Risk Assessment¶

This example of bias and discrimination risk is provided to give a first impression of what a risk analysis under Article 9 might entail. It is not an exhaustive analysis in the sense of Article 9, which would require a comprehensive, systematic identification and assessment of all risks to health, safety, and fundamental rights throughout the AI system's lifecycle.

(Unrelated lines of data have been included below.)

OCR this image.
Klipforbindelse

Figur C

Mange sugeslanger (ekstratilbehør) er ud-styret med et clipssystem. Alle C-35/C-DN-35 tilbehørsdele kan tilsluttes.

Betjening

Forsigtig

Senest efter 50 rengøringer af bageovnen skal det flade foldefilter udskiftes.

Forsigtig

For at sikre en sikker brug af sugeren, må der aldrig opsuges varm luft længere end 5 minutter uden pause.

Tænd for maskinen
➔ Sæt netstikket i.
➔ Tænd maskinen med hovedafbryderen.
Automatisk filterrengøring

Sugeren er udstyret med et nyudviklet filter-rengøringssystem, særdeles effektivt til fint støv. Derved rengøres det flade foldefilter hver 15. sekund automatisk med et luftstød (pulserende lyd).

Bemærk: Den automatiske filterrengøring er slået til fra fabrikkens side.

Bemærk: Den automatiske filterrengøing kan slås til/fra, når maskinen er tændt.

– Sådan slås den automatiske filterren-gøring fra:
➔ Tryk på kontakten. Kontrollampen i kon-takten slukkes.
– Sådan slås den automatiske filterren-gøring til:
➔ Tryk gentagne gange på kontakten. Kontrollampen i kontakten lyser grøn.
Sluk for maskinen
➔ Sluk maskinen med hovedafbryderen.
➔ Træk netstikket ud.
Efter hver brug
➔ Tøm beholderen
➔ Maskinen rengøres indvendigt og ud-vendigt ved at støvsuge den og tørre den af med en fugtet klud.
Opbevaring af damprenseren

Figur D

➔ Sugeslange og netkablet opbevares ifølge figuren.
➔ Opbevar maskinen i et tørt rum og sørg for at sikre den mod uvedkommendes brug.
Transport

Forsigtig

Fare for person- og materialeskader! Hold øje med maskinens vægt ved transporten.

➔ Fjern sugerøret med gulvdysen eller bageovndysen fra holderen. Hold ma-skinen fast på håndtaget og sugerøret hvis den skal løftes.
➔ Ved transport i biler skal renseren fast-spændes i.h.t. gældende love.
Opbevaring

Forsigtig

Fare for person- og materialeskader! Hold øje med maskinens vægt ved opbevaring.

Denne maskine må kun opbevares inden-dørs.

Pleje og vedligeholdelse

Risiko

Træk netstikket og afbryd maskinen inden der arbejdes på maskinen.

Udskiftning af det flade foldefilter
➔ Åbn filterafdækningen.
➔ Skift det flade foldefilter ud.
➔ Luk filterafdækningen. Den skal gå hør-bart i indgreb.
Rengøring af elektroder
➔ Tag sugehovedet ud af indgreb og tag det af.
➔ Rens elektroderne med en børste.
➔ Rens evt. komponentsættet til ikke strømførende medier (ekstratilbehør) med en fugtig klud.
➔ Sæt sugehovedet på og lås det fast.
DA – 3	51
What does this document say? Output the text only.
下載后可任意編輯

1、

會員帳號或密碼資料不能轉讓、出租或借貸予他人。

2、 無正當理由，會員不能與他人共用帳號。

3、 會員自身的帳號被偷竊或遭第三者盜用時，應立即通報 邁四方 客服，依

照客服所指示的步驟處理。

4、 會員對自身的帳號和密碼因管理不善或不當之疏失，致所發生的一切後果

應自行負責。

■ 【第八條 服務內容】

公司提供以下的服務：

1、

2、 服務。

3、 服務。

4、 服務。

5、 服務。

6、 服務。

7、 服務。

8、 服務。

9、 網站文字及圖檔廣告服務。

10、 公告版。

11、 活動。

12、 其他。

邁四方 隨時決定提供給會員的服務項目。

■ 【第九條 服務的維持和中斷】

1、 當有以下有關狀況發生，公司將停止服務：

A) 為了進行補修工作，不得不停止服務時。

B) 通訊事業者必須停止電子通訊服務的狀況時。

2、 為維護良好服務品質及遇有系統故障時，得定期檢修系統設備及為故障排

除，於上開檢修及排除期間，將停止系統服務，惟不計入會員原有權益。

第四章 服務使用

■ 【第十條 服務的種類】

Risk Assessment for Bias and Discrimination¶

Risk Description¶

Reasoning: A classification model that predicts salary bands can inadvertently learn biased patterns from historical or non-representative data. If the training dataset underrepresents certain groups or if it carries historical inequalities, the model might systematically discriminate. This could result in unfair exclusion of qualified candidates from certain demographic or socioeconomic backgrounds.
Mitigation Strategies:
1. Data Quality and Diversity: Ensure the dataset is representative of different demographic groups. Perform data audits to identify and remove or mitigate biases.
2. Bias Detection and Monitoring: Use fairness metrics (e.g., disparate impact ratio, equalized odds) to assess and continually monitor the model’s outputs across different groups.
3. Fairness-Aware Algorithms: Employ techniques such as reweighing or adversarial debiasing to reduce or eliminate learned biases.
4. Human Review: Maintain a human-in-the-loop for critical decisions, ensuring that final filtering choices are not made solely by the AI.

Disclaimer

The following fairness metrics and thresholds are provided as examples and should be adapted to the specific context of the AI system and its intended use. The choice of metrics and thresholds should be based on a thorough understanding of the potential risks and impacts of the AI system, as well as the legal and ethical requirements applicable to the system.

Identification of Sensitive Attributes¶

As the showcase system deals with employment and recruitment, it is crucial to identify sensitive attributes that could lead to bias or discrimination in this context.

These attributes may include, but are not limited to:

Sex
Gender
Age
Race and/or ethnicity
Disability status

For the purpose of demonstration, the showcase will focus on sex as the sole sensitive attribute for the risk assessment.

Appropriate Fairness Metrics and Thresholds¶

No single fairness metric can capture all aspects of fairness, and the choice of metrics should be context-specific. For this showcase, we will use the following metrics:

Demographic Parity/Disparate Impact ratio: This metric compares the selection rates of different groups. Assuming sex as the sensitive attribute, it measures whether the proportion of female and mal candidates selected for a job is similar.
Equalized Odds: This metric ensures that the true positive and false positive rates are equal across groups.

In the United States, the Uniform Guidelines for Employee Selection Procedures (UGESP) provide a legal framework for evaluating fairness in federal employment practices. Under UGESP, a selection rate for any group that is less than 80% of the rate for the group with the highest selection rate is considered prima facie evidence of adverse impact (see 29 CFR Part 1607.4). This test is often referred to as the 80% rule or four-fifths rule.

Although the use of this threshold is debated, it is a common practice in the United States and serves as a useful benchmark for assessing fairness in employment-related AI systems. Therefore, the showcase will use the 80% rule as a threshold for demographic parity:

0.8 <= demographic_parity_ratio <= 1.25